Example: Node No. 1 (Column size = 300 × 750 mm)

Maximum axial load = 1901.323 kN

No. of piles required ≈ 1.52 → Adopt 3 piles

Combined Node Example: Nodes 14 & 15 (300 × 600 mm)

Maximum Axial Load on Node 15 = 1920.57 kN

Adopt 2 piles per node (common pile cap)

Combined Node: Nodes 64 & 83

Maximum Axial Load on Node 64 = 2307.87 kN

Adopt 3 piles

Combined Node: Nodes 5 & 10

Maximum Axial Load on Node 5 = 2586.53 kN

Adopt 3 piles

Pile Cap Arrangement – Combined Nodes

TESTING OF PILE

INTRODUCTION

Construction of pile foundations requires a careful choice of piling system depending upon the subsoil conditions, load characteristics of the structure and limitations of total and differential settlement.

Installation of piles demands strict control of position, alignment and depth and involves specialised skill and experience. Hence testing of piles becomes necessary.
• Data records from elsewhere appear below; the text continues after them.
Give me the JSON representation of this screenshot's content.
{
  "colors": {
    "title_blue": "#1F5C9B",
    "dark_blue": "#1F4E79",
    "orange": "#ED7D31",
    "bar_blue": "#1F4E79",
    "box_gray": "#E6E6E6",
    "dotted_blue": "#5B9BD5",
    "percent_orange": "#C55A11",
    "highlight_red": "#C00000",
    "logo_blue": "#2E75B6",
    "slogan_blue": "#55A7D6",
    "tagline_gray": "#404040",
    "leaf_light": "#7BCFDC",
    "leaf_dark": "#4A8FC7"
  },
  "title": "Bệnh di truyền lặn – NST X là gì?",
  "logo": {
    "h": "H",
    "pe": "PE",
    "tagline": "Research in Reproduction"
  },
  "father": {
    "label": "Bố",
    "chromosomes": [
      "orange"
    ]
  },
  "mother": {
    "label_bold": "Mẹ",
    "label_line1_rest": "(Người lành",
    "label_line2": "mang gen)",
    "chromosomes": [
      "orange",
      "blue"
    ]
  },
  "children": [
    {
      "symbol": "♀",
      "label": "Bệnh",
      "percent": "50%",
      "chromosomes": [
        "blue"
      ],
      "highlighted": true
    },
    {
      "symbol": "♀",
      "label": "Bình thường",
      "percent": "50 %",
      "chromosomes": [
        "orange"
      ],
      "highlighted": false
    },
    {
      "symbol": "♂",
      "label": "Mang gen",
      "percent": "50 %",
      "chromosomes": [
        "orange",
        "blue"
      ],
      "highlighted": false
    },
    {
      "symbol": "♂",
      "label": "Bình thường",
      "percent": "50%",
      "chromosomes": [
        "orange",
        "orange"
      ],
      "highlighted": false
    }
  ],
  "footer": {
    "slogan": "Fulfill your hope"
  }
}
Testing of piles is generally carried out for following reasons:

• To obtain back-calculated soil parameters for design of other piles.
• To confirm pile lengths and hence contract costs.
• To counter-check results from geotechnical and pile driving formulae.
• To determine load–settlement behaviour for group settlement prediction.
• To verify structural soundness of piles.

PILE LOAD TEST

Pile load test is intended to validate computed capacity of pile foundation and also to provide information for improving design rational.

Test to pile failure should preferably be conducted instead of testing only up to specified termination load.

Pile load testing is carried out as per IS 2911 (Part 4).

Information required before pile testing:

• Pile type, material and reinforcement details.
• Method of driving with driving records.
• Pile depth and cross-section details.
• Type of test proposed.
• Layout of pile group.
• Water table depth and soil strata details with test results.
• Safe and ultimate load capacity.